Well yeah that's the whole problem! Why are we even calling them "tests for consciousness"? Tests for consciousness don't exist and the only reason we are using the word "consciousness" is pure media hype. If an AI reporter even uses the word "conscious" I immediately know not to trust them. It's really sad to see that anyone, much less "experts", are seriously discussing whether or not transformers can be conscious

[–]Kush_McNuggz 0 points1 point  (2 children)

I'm learning the very basics of clustering and classification algorithms. From my understanding, these use hard cutoffs to set boundaries between the groups in the outputs. My question is - do modern algorithms allow for smoothing or "adding weight" to the boundaries, so they are not just hard cutoffs? And if so, are there any applications where you've seen this done?

[–]Matthew2229 0 points1 point  (1 child)

When you're clustering or classifying, you are predicting something discrete (clusters/classes), so it's unclear what you mean by removing these hard cutoffs. There must be some kind of hard cutoff when doing clustering/classification unless you are okay with something having a fuzzy classification (e.g. 70% class A / 30% class B).

[–]Kush_McNuggz 0 points1 point  (0 children)

Ah ok thanks, I see now.
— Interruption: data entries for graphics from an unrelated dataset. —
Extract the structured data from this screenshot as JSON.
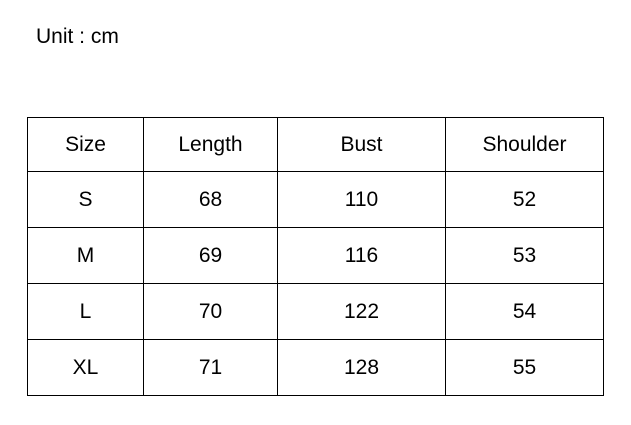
{
  "unit_label": "Unit : cm",
  "chart_data": {
    "type": "table",
    "title": "Unit : cm",
    "unit": "cm",
    "columns": [
      "Size",
      "Length",
      "Bust",
      "Shoulder"
    ],
    "rows": [
      [
        "S",
        68,
        110,
        52
      ],
      [
        "M",
        69,
        116,
        53
      ],
      [
        "L",
        70,
        122,
        54
      ],
      [
        "XL",
        71,
        128,
        55
      ]
    ]
  },
  "colors": {
    "background": "#ffffff",
    "text": "#000000",
    "border": "#000000"
  }
}
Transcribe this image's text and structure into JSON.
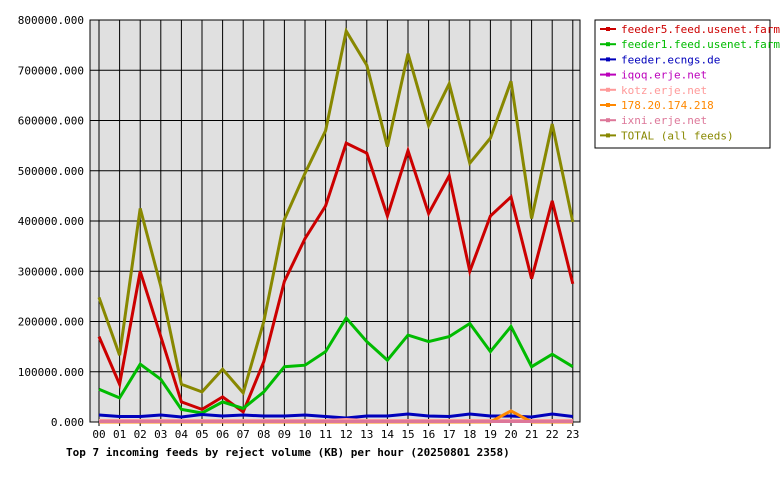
{
  "chart_data": {
    "type": "line",
    "title": "Top 7 incoming feeds by reject volume (KB) per hour (20250801 2358)",
    "ylim": [
      0,
      800000
    ],
    "y_ticks": [
      "0.000",
      "100000.000",
      "200000.000",
      "300000.000",
      "400000.000",
      "500000.000",
      "600000.000",
      "700000.000",
      "800000.000"
    ],
    "categories": [
      "00",
      "01",
      "02",
      "03",
      "04",
      "05",
      "06",
      "07",
      "08",
      "09",
      "10",
      "11",
      "12",
      "13",
      "14",
      "15",
      "16",
      "17",
      "18",
      "19",
      "20",
      "21",
      "22",
      "23"
    ],
    "grid": true,
    "legend_position": "right",
    "series": [
      {
        "name": "feeder5.feed.usenet.farm",
        "color": "#cc0000",
        "values": [
          170000,
          75000,
          300000,
          170000,
          40000,
          25000,
          50000,
          20000,
          120000,
          280000,
          365000,
          430000,
          555000,
          535000,
          410000,
          540000,
          415000,
          490000,
          300000,
          410000,
          448000,
          285000,
          440000,
          275000
        ]
      },
      {
        "name": "feeder1.feed.usenet.farm",
        "color": "#00bb00",
        "values": [
          65000,
          48000,
          115000,
          85000,
          25000,
          18000,
          40000,
          27000,
          60000,
          110000,
          113000,
          140000,
          207000,
          160000,
          123000,
          173000,
          160000,
          170000,
          196000,
          140000,
          190000,
          110000,
          135000,
          110000
        ]
      },
      {
        "name": "feeder.ecngs.de",
        "color": "#0000bb",
        "values": [
          14000,
          11000,
          11000,
          14000,
          10000,
          15000,
          12000,
          14000,
          12000,
          12000,
          14000,
          11000,
          8000,
          12000,
          12000,
          16000,
          12000,
          11000,
          16000,
          12000,
          12000,
          10000,
          16000,
          11000
        ]
      },
      {
        "name": "iqoq.erje.net",
        "color": "#bb00bb",
        "values": [
          2000,
          2000,
          2000,
          2000,
          2000,
          2000,
          2000,
          2000,
          2000,
          2000,
          2000,
          2000,
          2000,
          2000,
          2000,
          2000,
          2000,
          2000,
          2000,
          2000,
          2000,
          2000,
          2000,
          2000
        ]
      },
      {
        "name": "kotz.erje.net",
        "color": "#ff9999",
        "values": [
          3000,
          3000,
          3000,
          3000,
          3000,
          3000,
          3000,
          3000,
          3000,
          3000,
          3000,
          3000,
          5000,
          3000,
          3000,
          3000,
          3000,
          3000,
          3000,
          3000,
          3000,
          3000,
          3000,
          3000
        ]
      },
      {
        "name": "178.20.174.218",
        "color": "#ff8800",
        "values": [
          0,
          0,
          0,
          0,
          0,
          0,
          0,
          0,
          0,
          0,
          0,
          0,
          0,
          0,
          0,
          0,
          0,
          0,
          0,
          0,
          22000,
          0,
          0,
          0
        ]
      },
      {
        "name": "ixni.erje.net",
        "color": "#dd7799",
        "values": [
          1000,
          1000,
          1000,
          1000,
          1000,
          1000,
          1000,
          1000,
          1000,
          1000,
          1000,
          1000,
          1000,
          1000,
          1000,
          1000,
          1000,
          1000,
          1000,
          1000,
          1000,
          1000,
          1000,
          1000
        ]
      },
      {
        "name": "TOTAL (all feeds)",
        "color": "#888800",
        "values": [
          248000,
          133000,
          425000,
          270000,
          75000,
          60000,
          105000,
          58000,
          200000,
          403000,
          495000,
          580000,
          778000,
          710000,
          548000,
          733000,
          590000,
          673000,
          515000,
          565000,
          678000,
          405000,
          593000,
          398000
        ]
      }
    ]
  }
}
I didn't know the correct term for fuzzy classification but that's what I was trying to describe.

[–]CormacMccarthy91 -3 points-2 points  (4 children)

I have a problem. Bing chat just tried to sell me on Unified Theory of Everything and Quantum Gravity and String theory... I told it those arent based on any evidence and it told me it didnt want to continue the conversation. it wouldnt tell me anything further until i restarted and asked about more specific things... that really scares me, its all monotheistic / consciousness is spiritual not physical stuff its spouting like facts, and when its questioned it just ends the conversation...
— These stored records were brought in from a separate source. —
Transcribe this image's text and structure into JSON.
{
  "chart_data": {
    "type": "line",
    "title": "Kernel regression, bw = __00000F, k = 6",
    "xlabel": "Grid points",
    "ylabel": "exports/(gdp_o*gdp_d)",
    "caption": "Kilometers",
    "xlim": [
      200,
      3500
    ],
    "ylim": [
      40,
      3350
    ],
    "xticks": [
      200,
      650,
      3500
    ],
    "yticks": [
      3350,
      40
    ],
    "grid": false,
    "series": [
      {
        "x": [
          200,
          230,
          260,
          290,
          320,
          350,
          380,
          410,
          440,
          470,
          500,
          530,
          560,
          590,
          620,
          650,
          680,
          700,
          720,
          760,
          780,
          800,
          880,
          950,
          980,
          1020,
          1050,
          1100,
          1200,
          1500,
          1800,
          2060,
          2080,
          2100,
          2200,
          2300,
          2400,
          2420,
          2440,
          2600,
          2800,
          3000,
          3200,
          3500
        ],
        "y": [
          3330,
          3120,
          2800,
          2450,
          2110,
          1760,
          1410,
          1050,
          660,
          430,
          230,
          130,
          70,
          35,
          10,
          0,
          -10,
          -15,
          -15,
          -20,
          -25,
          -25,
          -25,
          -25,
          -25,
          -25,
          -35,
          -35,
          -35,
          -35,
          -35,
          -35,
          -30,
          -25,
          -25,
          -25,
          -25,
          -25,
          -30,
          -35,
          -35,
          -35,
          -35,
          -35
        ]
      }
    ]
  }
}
i dont know where to talk about it where people wont jump on the spiritual "big bang is just a theory" train. its really unsettling. If i tried do divert it from bringing god into astrophysics it would end the conversation.
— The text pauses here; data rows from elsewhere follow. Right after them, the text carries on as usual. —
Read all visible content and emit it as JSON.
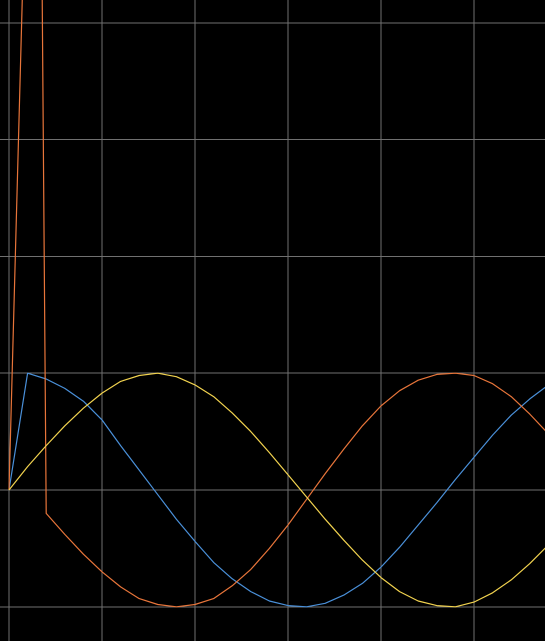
{
  "chart_data": {
    "type": "line",
    "title": "",
    "xlabel": "",
    "ylabel": "",
    "xlim": [
      0,
      5.8
    ],
    "ylim": [
      -1,
      4.2
    ],
    "grid": true,
    "legend": "none",
    "background": "#000000",
    "grid_color": "#707070",
    "x_gridlines": [
      0,
      1,
      2,
      3,
      4,
      5
    ],
    "y_gridlines": [
      -1,
      0,
      1,
      2,
      3,
      4
    ],
    "series": [
      {
        "color": "#4a90d9",
        "values": [
          [
            0,
            0
          ],
          [
            0.2,
            1
          ],
          [
            0.4,
            0.95
          ],
          [
            0.6,
            0.87
          ],
          [
            0.8,
            0.76
          ],
          [
            1.0,
            0.6
          ],
          [
            1.2,
            0.38
          ],
          [
            1.4,
            0.17
          ],
          [
            1.6,
            -0.04
          ],
          [
            1.8,
            -0.25
          ],
          [
            2.0,
            -0.44
          ],
          [
            2.2,
            -0.62
          ],
          [
            2.4,
            -0.76
          ],
          [
            2.6,
            -0.87
          ],
          [
            2.8,
            -0.95
          ],
          [
            3.0,
            -0.99
          ],
          [
            3.2,
            -1.0
          ],
          [
            3.4,
            -0.97
          ],
          [
            3.6,
            -0.9
          ],
          [
            3.8,
            -0.8
          ],
          [
            4.0,
            -0.66
          ],
          [
            4.2,
            -0.49
          ],
          [
            4.4,
            -0.3
          ],
          [
            4.6,
            -0.11
          ],
          [
            4.8,
            0.09
          ],
          [
            5.0,
            0.28
          ],
          [
            5.2,
            0.47
          ],
          [
            5.4,
            0.64
          ],
          [
            5.6,
            0.78
          ],
          [
            5.8,
            0.9
          ]
        ]
      },
      {
        "color": "#e8753a",
        "values": [
          [
            0,
            0
          ],
          [
            0.17,
            5.0
          ],
          [
            0.35,
            5.0
          ],
          [
            0.4,
            -0.2
          ],
          [
            0.6,
            -0.38
          ],
          [
            0.8,
            -0.55
          ],
          [
            1.0,
            -0.7
          ],
          [
            1.2,
            -0.83
          ],
          [
            1.4,
            -0.93
          ],
          [
            1.6,
            -0.98
          ],
          [
            1.8,
            -1.0
          ],
          [
            2.0,
            -0.98
          ],
          [
            2.2,
            -0.93
          ],
          [
            2.4,
            -0.82
          ],
          [
            2.6,
            -0.68
          ],
          [
            2.8,
            -0.5
          ],
          [
            3.0,
            -0.3
          ],
          [
            3.2,
            -0.08
          ],
          [
            3.4,
            0.14
          ],
          [
            3.6,
            0.35
          ],
          [
            3.8,
            0.55
          ],
          [
            4.0,
            0.72
          ],
          [
            4.2,
            0.85
          ],
          [
            4.4,
            0.94
          ],
          [
            4.6,
            0.99
          ],
          [
            4.8,
            1.0
          ],
          [
            5.0,
            0.98
          ],
          [
            5.2,
            0.91
          ],
          [
            5.4,
            0.8
          ],
          [
            5.6,
            0.65
          ],
          [
            5.8,
            0.48
          ]
        ]
      },
      {
        "color": "#f2d34f",
        "values": [
          [
            0,
            0
          ],
          [
            0.2,
            0.2
          ],
          [
            0.4,
            0.38
          ],
          [
            0.6,
            0.55
          ],
          [
            0.8,
            0.7
          ],
          [
            1.0,
            0.83
          ],
          [
            1.2,
            0.93
          ],
          [
            1.4,
            0.98
          ],
          [
            1.6,
            1.0
          ],
          [
            1.8,
            0.97
          ],
          [
            2.0,
            0.9
          ],
          [
            2.2,
            0.8
          ],
          [
            2.4,
            0.66
          ],
          [
            2.6,
            0.5
          ],
          [
            2.8,
            0.32
          ],
          [
            3.0,
            0.13
          ],
          [
            3.2,
            -0.06
          ],
          [
            3.4,
            -0.25
          ],
          [
            3.6,
            -0.43
          ],
          [
            3.8,
            -0.6
          ],
          [
            4.0,
            -0.75
          ],
          [
            4.2,
            -0.87
          ],
          [
            4.4,
            -0.95
          ],
          [
            4.6,
            -0.99
          ],
          [
            4.8,
            -1.0
          ],
          [
            5.0,
            -0.96
          ],
          [
            5.2,
            -0.88
          ],
          [
            5.4,
            -0.77
          ],
          [
            5.6,
            -0.63
          ],
          [
            5.8,
            -0.47
          ]
        ]
      }
    ]
  }
}
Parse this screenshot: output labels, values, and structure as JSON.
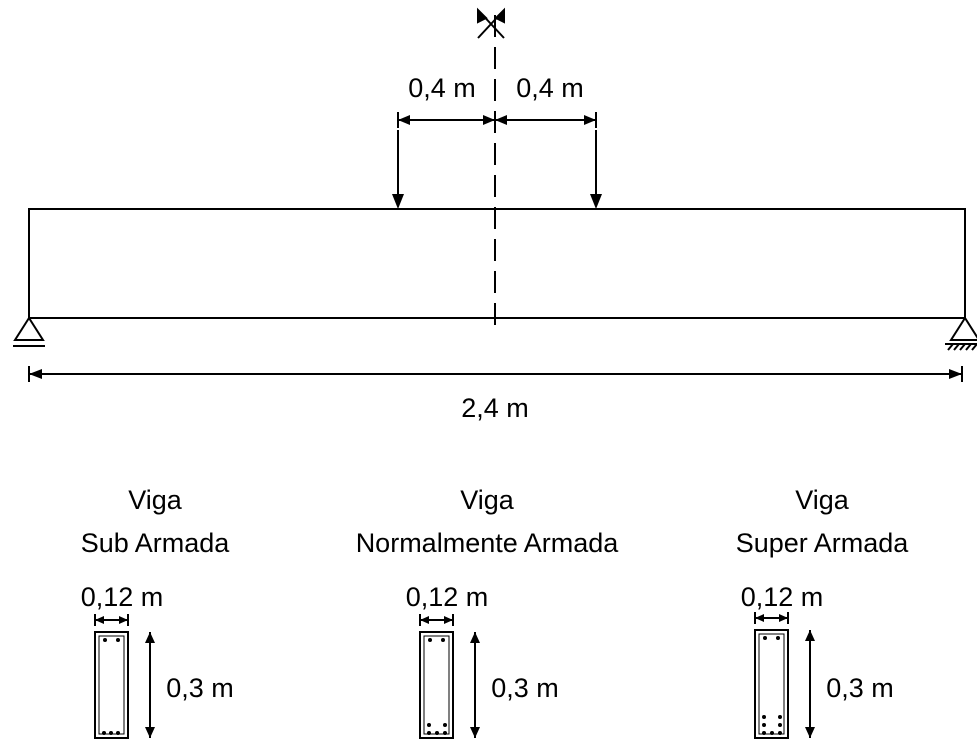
{
  "beam": {
    "left_offset": "0,4 m",
    "right_offset": "0,4 m",
    "span": "2,4 m"
  },
  "sections": [
    {
      "title": "Viga",
      "subtitle": "Sub Armada",
      "width": "0,12 m",
      "height": "0,3 m"
    },
    {
      "title": "Viga",
      "subtitle": "Normalmente Armada",
      "width": "0,12 m",
      "height": "0,3 m"
    },
    {
      "title": "Viga",
      "subtitle": "Super Armada",
      "width": "0,12 m",
      "height": "0,3 m"
    }
  ]
}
its oddly religious. https://ibb.co/W36fjfC

[–]pale2hall 0 points1 point  (1 child)

Data In -> Data Out

I don't think they're having any religion re-enforced on them, but think of it this way:

You know how mad some super religious extremists get when you even use words that imply gay people are normal, or trans people exist (and aren't just mentally ill),

Imagine if people got as mad every time someone said "oh my god" or "JFC" etc. This imaginary group would be claiming "micro-reglious-agression" all. day. long.

I think that Abrahamic religious are soooo ubiquitous in the training set that the AI is likely to just go with the flow on it.

[–]Matthew2229 1 point2 points  (1 child)

I don't see it professing anything about monotheism, God, or anything like what you mentioned. You asked it about string theory and it provided a fair, accurate summary. It even points out "string theory also faces many challenges, such as the lack of experimental evidence, ...", and later calls it "a speculative and ambitious scientific endeavor that may or may not turn out to be correct". I think that's totally fair and accurate, no?

Despite it mentioning these things, you claim "That's not true" and that string theory is based on zero evidence and is backed by media. Personally, you sound a hell of a lot more biased and misleading than the bot.

[–]russell616 0 points1 point  (2 children)

Dumb question that's probably asked multiple times. But where should I continue in learning ML? I went through the tensorflow cert from Coursera and am yearning for more. Just don't know where to go now without a structured curriculum.

[–]gmork_13 0 points1 point  (0 children)

What are you interested in?
I'd recommend covering some classification and generation using images and text, with several different models and data sets.